Angelo Renna thinks there are better things to do to Milan’s iconic San Siro stadium than tear it down. The Italian-born architect believes a better idea would be to fill the open-air arena with trees and turn it into a public memorial to those lost to Covid-19.
Despite plans to knock down the 94-year-old soccer stadium and build a new arena in its place, the Amsterdam-based architect hopes to use the space to pay tribute to the more than 35,000 Italians who have lost their lives since the outbreak began. His speculative proposal, dubbed Monumento per la Vita (or Monument for Life in English), would turn the arena’s terraces and grandstand into a giant green space peppered with 35,000 Italian Cypress trees.
Although the 80,000-seat stadium is easily one of the world’s most recognizable, its home clubs, AC Milan and FC Internazionale, have petitioned local authorities asking for permission to tear it down and build a modern 60,000-capacity venue in its place. The plan was recently given a big boost after the country’s heritage authorities recently declared that the arena has “no cultural interest and as such it is excluded from the protection provisions.” Although a final decision has yet to be made, the group’s report is viewed as an important step in the process.

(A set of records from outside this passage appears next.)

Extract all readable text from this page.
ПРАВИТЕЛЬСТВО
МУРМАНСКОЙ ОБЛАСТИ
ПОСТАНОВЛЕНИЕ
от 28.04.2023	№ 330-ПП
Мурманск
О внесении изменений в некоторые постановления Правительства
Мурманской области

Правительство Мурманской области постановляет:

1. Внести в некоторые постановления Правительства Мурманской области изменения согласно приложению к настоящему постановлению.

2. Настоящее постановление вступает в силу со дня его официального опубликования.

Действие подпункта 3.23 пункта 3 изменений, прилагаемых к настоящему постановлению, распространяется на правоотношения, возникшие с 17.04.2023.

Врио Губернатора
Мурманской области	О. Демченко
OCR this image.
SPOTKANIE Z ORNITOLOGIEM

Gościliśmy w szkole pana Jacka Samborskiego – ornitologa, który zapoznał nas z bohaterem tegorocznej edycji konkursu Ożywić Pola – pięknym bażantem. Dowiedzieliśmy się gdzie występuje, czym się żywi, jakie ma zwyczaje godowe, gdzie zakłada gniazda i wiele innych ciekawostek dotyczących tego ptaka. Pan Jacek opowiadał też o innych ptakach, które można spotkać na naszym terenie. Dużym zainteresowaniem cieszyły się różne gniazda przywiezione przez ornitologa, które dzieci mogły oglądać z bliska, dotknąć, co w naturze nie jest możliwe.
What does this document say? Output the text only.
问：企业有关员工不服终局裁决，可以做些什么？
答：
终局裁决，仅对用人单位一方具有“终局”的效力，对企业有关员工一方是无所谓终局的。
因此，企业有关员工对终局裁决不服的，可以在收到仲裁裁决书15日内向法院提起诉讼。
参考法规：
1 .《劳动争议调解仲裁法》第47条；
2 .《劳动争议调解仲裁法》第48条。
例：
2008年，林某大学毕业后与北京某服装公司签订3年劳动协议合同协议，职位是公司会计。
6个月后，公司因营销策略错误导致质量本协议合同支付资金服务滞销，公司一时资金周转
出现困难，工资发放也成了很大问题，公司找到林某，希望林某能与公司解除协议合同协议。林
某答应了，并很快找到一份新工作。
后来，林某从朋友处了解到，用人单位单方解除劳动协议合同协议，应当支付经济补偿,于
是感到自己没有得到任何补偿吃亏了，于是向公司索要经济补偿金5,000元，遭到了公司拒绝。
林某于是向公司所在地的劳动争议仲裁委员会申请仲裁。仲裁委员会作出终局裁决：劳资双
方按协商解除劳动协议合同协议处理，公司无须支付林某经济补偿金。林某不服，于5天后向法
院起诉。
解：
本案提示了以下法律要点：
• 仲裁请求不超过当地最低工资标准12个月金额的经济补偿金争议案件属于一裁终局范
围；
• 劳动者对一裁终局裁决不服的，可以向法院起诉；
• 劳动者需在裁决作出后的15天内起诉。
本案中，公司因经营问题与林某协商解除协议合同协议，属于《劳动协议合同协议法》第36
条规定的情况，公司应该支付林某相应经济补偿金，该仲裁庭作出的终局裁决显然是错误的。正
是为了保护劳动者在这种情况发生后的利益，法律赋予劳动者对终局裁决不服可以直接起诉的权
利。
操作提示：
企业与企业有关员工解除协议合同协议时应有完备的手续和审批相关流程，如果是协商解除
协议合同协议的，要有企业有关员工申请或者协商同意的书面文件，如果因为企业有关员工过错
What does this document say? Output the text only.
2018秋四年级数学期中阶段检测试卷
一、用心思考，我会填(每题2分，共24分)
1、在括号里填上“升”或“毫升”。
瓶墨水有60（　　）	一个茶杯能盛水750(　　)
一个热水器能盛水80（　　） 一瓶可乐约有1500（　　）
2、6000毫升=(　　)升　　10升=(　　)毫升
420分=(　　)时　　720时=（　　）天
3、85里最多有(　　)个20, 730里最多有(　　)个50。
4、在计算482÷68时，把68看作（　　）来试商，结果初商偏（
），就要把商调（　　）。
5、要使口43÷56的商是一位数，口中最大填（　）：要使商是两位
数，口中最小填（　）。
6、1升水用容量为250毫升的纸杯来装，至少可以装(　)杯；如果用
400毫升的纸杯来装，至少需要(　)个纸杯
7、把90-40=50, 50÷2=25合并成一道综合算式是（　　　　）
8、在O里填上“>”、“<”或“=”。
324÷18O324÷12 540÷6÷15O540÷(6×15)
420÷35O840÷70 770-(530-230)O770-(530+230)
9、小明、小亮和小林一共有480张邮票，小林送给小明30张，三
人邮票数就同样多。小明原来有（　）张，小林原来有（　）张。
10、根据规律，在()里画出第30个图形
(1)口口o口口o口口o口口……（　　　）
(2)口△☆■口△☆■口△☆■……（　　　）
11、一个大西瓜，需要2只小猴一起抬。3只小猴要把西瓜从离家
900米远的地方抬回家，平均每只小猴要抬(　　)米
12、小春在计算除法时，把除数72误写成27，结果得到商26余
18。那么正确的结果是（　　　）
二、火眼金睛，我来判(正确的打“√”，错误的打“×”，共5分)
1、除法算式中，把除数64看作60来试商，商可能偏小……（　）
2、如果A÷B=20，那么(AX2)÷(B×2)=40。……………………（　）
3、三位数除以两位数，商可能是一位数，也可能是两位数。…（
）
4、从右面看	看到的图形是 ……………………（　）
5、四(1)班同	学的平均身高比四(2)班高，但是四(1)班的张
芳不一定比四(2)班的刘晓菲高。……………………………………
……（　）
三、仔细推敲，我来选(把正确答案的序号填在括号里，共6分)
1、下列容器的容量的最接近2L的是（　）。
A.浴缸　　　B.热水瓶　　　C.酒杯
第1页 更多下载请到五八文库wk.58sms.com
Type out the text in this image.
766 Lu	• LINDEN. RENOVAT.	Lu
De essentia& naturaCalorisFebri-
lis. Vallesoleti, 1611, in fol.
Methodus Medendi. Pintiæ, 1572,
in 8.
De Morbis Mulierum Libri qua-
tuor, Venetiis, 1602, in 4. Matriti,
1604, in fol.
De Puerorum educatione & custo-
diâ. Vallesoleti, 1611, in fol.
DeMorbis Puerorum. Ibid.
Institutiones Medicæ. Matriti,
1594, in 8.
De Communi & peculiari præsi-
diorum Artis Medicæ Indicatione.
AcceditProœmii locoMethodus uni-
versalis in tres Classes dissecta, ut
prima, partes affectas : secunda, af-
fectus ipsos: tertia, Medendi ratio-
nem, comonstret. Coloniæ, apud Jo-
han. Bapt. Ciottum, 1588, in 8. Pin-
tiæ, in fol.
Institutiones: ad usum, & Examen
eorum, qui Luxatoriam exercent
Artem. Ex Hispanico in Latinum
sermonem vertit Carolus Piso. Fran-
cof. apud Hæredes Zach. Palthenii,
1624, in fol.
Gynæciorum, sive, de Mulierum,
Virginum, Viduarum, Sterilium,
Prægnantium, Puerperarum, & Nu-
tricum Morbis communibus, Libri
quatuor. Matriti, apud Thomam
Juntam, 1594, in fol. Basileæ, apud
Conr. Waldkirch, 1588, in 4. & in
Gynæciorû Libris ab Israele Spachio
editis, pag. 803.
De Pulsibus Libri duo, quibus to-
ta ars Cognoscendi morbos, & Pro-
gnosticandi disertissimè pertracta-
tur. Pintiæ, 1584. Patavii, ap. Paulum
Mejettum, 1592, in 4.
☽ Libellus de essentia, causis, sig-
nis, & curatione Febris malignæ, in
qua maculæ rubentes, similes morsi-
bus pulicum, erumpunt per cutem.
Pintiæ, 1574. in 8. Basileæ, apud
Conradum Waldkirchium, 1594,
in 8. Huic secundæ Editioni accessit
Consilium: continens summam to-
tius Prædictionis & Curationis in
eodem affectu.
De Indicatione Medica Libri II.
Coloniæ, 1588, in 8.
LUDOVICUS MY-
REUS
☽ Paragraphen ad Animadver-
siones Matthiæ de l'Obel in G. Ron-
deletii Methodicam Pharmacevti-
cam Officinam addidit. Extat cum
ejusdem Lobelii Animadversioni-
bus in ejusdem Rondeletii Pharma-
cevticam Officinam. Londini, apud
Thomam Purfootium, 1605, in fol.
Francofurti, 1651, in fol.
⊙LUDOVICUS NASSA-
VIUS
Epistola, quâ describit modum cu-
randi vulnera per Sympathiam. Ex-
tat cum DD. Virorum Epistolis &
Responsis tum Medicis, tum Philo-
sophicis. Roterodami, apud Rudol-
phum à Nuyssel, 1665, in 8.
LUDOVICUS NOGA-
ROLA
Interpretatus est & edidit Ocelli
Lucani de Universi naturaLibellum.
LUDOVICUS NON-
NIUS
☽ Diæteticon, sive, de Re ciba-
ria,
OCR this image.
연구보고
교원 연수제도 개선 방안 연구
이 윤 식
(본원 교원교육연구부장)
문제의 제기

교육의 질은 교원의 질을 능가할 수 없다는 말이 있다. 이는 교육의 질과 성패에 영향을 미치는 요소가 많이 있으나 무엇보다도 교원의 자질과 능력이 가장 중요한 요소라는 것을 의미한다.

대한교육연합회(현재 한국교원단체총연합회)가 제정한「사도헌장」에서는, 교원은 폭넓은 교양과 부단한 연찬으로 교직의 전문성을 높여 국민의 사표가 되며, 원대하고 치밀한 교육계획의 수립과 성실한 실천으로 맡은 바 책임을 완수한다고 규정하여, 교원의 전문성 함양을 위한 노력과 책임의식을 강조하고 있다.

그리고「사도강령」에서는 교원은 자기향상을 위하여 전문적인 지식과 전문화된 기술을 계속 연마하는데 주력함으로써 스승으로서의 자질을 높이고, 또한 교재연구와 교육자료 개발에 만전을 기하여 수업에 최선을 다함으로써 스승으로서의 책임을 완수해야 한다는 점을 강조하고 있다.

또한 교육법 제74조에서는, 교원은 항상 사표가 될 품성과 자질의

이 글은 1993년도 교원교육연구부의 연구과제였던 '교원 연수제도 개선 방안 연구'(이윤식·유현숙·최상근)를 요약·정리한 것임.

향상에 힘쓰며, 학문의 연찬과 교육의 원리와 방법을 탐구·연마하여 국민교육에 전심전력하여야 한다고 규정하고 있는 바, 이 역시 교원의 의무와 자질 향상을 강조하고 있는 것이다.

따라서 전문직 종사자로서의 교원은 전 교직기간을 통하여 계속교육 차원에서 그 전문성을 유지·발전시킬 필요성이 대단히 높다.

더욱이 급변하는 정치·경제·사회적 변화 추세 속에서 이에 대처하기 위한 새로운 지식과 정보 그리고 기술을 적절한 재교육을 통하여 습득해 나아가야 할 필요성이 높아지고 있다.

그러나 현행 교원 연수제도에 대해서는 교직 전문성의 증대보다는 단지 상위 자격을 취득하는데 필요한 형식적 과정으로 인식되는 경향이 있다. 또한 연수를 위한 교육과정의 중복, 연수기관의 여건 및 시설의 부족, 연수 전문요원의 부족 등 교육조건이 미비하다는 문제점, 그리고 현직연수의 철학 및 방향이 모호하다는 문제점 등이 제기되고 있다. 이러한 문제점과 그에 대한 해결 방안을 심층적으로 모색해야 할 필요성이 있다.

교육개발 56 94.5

But Renna hopes he can stop that from happening while at the same time helping find a way to remember the thousands of Italians who have lost their lives during such a painful period for the country. His plan to give the stadium a “second life” would involve removing its roof and seating and carving out large walkways throughout the stadium. As for the Italian Cypresses, Renna feels they’re an appropriate choice to fill the venue because in addition to being common in the region, they’re also a fixture of cemeteries and other sacred spaces.
“My proposal involves the transformation of the existing stadium into something completely different from its current use so that we can give this place a new identity—a second life,” Renna recently told Dezeen. “Maintaining the body by modifying its use. It may seem like a contrasting choice, but I personally see it more as an opportunity to create something unique and special for those people who have lost their beloved ones.”
Italy is one of the countries that has been hardest hit by the Covid-19 pandemic, and was the center of the initial outbreak in Europe. As of press time, the John Hopkins University’s Coronavirus Resource Center lists 243,967 confirmed cases in Italy, along with 35,028 deaths.